Over the last few years, Google has experimented with different ways to hide or mask the URL in Chrome’s address bar. Each time, the company has gotten backlash from users because having access to the full URL of a webpage is important.

However, that hasn’t stopped Google from trying yet again. Android Police spotted some new flags in Chrome’s Dev and Canary channels of version 85 that modify the appearance and behaviour of the address bar. If you’re unfamiliar with Chrome flags and channels, flags are a tool used to enable and disable experimental features for testing. Chrome channels, on the other hand, are a variety of pre-release states ranging from Canary builds to Dev, Beta and eventually the stable release.

The main flag spotted by Android Police, called ‘Omnibox UI Hide Steady-State URL Path, Query and Ref,’ hides everything in the URL except the domain name. For example, if you went to “https://mobilesyrup.com/2020/06/11/sony-playstation-5-console-design/” Chrome would show “mobilesyrup.com” instead.

Chrome’s other flags modify this new behaviour. The first reveals the full address bar when you hover over it — by default, users have to click the bar to reveal the full address. As for the other flag, it hides the address bar once users interact with the page.

Along with the new flags, a Chromium Bug Tracker issue page was created to track these changes.

Hiding parts of the URL could help users detect illegitimate sites

Although Google hasn’t shared anything publicly about the change, Android Police notes that the company has previously argued hiding parts of the URL could improve security. For example, by hiding everything except for the domain name, it makes it easier for users — especially the less tech-savvy among us — to see if a website is legitimate or not.

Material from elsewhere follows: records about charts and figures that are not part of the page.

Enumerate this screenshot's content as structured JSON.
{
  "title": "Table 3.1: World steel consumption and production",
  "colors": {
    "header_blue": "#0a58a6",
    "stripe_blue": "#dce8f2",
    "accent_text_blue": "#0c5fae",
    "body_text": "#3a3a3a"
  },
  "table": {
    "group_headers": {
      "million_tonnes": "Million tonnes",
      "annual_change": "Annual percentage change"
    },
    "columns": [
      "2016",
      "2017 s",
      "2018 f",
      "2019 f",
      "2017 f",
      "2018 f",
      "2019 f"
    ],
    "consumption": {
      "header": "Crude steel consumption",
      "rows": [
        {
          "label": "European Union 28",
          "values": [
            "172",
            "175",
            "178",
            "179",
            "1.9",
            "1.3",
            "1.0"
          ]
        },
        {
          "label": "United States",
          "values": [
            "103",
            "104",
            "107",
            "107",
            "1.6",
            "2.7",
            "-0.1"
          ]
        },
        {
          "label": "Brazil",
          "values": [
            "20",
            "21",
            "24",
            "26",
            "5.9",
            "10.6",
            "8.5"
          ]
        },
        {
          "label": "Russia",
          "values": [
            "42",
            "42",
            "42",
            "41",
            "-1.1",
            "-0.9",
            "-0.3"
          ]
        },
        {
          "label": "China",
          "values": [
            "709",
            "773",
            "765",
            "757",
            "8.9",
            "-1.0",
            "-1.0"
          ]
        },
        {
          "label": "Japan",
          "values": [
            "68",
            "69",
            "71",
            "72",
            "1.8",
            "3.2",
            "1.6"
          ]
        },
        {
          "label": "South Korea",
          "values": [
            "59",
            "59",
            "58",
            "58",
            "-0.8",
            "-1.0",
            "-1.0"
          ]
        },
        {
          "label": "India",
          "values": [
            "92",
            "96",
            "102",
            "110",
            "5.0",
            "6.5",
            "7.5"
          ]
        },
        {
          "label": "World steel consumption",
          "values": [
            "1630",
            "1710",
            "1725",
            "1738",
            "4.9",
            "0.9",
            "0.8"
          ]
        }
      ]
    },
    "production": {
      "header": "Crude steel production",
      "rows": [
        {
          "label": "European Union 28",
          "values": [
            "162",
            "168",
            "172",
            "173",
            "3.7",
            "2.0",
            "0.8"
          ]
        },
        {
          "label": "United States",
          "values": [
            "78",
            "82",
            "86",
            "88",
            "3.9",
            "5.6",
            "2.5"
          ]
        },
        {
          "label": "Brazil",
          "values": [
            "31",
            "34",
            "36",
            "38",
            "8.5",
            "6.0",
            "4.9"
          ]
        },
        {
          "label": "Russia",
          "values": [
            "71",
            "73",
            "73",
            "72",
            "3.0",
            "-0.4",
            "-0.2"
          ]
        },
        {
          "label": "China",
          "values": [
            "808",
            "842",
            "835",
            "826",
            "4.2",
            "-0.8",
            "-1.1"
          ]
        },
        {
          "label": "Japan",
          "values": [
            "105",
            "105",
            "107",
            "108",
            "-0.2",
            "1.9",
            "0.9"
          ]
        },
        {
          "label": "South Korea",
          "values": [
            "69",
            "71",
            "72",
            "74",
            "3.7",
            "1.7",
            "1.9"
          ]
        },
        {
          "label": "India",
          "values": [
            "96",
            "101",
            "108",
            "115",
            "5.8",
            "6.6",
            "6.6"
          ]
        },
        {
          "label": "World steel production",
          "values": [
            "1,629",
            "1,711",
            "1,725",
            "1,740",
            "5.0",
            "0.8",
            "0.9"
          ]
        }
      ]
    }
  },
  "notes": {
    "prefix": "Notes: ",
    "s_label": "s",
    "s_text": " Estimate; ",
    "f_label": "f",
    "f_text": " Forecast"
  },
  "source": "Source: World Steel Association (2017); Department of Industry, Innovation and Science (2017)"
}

Considering the change to address bar behaviour could include the ability to reveal URLs by hovering over them with the mouse, I don’t think this change would be that egregious. It could actually help some users avoid phishing and other scams.

That said, it’s also worth noting that hiding parts of the URL could benefit Google. Android Police notes that Google’s Accelerated Mobile Pages (AMP) and similar technologies hope to keep people on Google-hosted content as much as possible. Chrome on Android already modifies the address bar on AMP pages to hide that Google hosts them. By bringing similar behaviour to desktop, it could lead to URLs becoming less relevant which could in turn impact the decentralized nature of the internet entirely.

Of course, a few flags in a pre-release version of Chrome don’t necessarily mean anything is going to change. Google experiments with its products and not every experiment reaches the stable release. If these changes do, and they cause enough problems for you, there are alternatives to Chrome available, some of which are quite good now.